Teacher Vanessa Treus, who worked for a private institution that she said did not have the same staffing or materials as North Bergen, called her students’ progress “remarkable.”
“All of them know their addresses, home numbers, their states, their countries,” said Treus. “We have kids who are learning their letters to kids that are reading words.”
Kornberg said that this program will only be successful if it can grow to higher grade levels as its students do.
“That is very important, because if we don’t do that, then we have to look at an outside placement, and then we just defeated what our intentions were,” said Kornberg.

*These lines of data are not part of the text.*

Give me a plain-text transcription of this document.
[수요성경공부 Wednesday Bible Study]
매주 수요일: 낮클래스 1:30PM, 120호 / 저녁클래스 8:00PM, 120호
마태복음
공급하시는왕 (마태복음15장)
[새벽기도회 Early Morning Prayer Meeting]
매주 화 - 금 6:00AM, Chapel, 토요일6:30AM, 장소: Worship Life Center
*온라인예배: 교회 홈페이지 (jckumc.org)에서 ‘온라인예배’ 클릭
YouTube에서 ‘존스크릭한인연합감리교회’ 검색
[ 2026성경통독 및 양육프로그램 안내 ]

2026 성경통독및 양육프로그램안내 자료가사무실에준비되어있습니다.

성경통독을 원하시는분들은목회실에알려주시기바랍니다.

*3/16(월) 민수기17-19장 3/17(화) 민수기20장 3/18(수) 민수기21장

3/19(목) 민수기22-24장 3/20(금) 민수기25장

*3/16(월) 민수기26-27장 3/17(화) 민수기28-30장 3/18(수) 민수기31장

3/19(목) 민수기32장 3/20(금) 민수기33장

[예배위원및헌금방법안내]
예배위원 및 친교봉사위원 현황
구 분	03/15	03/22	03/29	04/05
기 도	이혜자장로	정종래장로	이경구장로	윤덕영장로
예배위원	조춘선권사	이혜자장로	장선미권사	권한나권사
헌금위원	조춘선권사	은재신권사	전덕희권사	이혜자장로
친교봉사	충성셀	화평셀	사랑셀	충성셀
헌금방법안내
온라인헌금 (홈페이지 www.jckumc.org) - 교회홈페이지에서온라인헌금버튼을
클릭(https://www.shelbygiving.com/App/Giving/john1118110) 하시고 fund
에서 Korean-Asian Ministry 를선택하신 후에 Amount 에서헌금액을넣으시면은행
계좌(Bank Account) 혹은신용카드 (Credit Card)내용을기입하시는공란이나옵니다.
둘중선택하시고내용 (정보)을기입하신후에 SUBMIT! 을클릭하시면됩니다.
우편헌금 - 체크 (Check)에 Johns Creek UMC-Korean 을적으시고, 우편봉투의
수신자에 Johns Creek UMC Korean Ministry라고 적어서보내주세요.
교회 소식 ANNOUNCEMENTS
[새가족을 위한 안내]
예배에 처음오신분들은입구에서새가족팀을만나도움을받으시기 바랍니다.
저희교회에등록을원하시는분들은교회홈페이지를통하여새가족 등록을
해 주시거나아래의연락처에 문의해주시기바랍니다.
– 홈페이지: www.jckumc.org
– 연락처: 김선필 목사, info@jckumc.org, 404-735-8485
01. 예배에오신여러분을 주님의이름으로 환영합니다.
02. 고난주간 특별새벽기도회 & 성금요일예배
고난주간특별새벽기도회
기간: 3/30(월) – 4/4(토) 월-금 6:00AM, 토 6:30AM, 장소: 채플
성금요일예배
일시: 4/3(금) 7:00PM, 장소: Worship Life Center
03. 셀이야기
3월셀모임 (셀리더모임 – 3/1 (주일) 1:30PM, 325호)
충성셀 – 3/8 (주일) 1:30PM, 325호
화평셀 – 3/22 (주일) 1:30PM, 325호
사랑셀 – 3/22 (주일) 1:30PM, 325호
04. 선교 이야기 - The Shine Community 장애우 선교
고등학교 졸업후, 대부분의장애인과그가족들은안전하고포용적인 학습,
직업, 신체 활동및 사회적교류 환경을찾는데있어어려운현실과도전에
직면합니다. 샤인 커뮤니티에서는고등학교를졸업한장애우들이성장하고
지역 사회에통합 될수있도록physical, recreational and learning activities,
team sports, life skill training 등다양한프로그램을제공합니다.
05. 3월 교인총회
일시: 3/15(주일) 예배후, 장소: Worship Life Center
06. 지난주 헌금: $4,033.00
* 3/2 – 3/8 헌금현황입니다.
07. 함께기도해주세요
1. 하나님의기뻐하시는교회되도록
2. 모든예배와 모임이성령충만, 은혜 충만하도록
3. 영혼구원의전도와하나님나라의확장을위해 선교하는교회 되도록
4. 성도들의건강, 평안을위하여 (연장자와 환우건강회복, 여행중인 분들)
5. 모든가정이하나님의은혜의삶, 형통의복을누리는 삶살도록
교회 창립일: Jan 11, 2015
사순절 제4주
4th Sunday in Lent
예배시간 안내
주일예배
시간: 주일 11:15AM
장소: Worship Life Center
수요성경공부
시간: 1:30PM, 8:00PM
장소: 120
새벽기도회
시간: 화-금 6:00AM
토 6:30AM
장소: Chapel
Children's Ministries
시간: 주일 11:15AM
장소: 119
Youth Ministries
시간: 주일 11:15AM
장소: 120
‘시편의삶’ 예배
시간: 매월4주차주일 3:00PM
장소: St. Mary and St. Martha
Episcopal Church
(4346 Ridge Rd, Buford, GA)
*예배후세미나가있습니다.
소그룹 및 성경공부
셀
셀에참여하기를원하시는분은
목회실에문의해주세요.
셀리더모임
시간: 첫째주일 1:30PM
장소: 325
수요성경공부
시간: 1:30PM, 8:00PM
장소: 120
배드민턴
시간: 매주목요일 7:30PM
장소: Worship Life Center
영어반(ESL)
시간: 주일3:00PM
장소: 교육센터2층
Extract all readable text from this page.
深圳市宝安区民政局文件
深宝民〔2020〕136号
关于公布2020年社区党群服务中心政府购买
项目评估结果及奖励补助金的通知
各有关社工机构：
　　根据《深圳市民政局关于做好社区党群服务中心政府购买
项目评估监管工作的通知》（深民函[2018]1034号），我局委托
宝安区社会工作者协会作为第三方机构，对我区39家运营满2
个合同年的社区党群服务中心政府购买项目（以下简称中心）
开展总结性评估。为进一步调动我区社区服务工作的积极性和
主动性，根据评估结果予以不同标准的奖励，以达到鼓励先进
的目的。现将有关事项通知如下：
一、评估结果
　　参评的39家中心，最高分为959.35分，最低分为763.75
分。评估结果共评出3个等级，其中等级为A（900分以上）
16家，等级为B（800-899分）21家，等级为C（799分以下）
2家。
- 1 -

He hopes to expand it to a kindergarten, first, and possibly second grade class next year, but finding space within an already crowded school district will be a struggle. He also wants to make sure that the autistic classes are close to typical grade level ones, so mainstreaming students will be easier.
In addition to finding space, he hopes that more parents will become involved in the support services they have provided, since changing the students’ behavior at home is half the battle. He also wants to bring in more technology.
Still, he said the program is 95 percent where they had hoped it would be by this time.
Public school learning at its best
Kelly Urso’s son Dylan was placed in an early intervention program before coming to North Bergen’s program.
Urso, who works at the preschool center as a teacher’s aide, said that she has seen a 100 percent change in him.
“[His] speech isn’t where is should be yet, but it’s gotten better,” said Urso. “He is not afraid of anything. He is persistent, much more social…he was social before, but now he’ll give people a chance.”
She said that she wanted him in the district because of its good reputation, and because of the possibility to be mainstreamed.
Teacher Kimberly Cerbone said that data was constantly being taken and that students are building on skills every day.
Gallagher said that it was because of people like Kornberg and Dandorph that the program has been given the tools to succeed.
“When I’m [at the school] I always get the chills because I wouldn’t think this program would work as beautifully as it works,” said Dandorph. “We always try to put ourselves in the position as the parent. This is what we would want for our child.”
Cheselka said that she was happy to institute a program that often fails in the public school setting because of inadequate support and funds.
“It has given me such a unique opportunity to be able to implement a program that is effective in a public school setting,” said Cheselka. “In a community that really has a need for it, [it’s] just amazing.”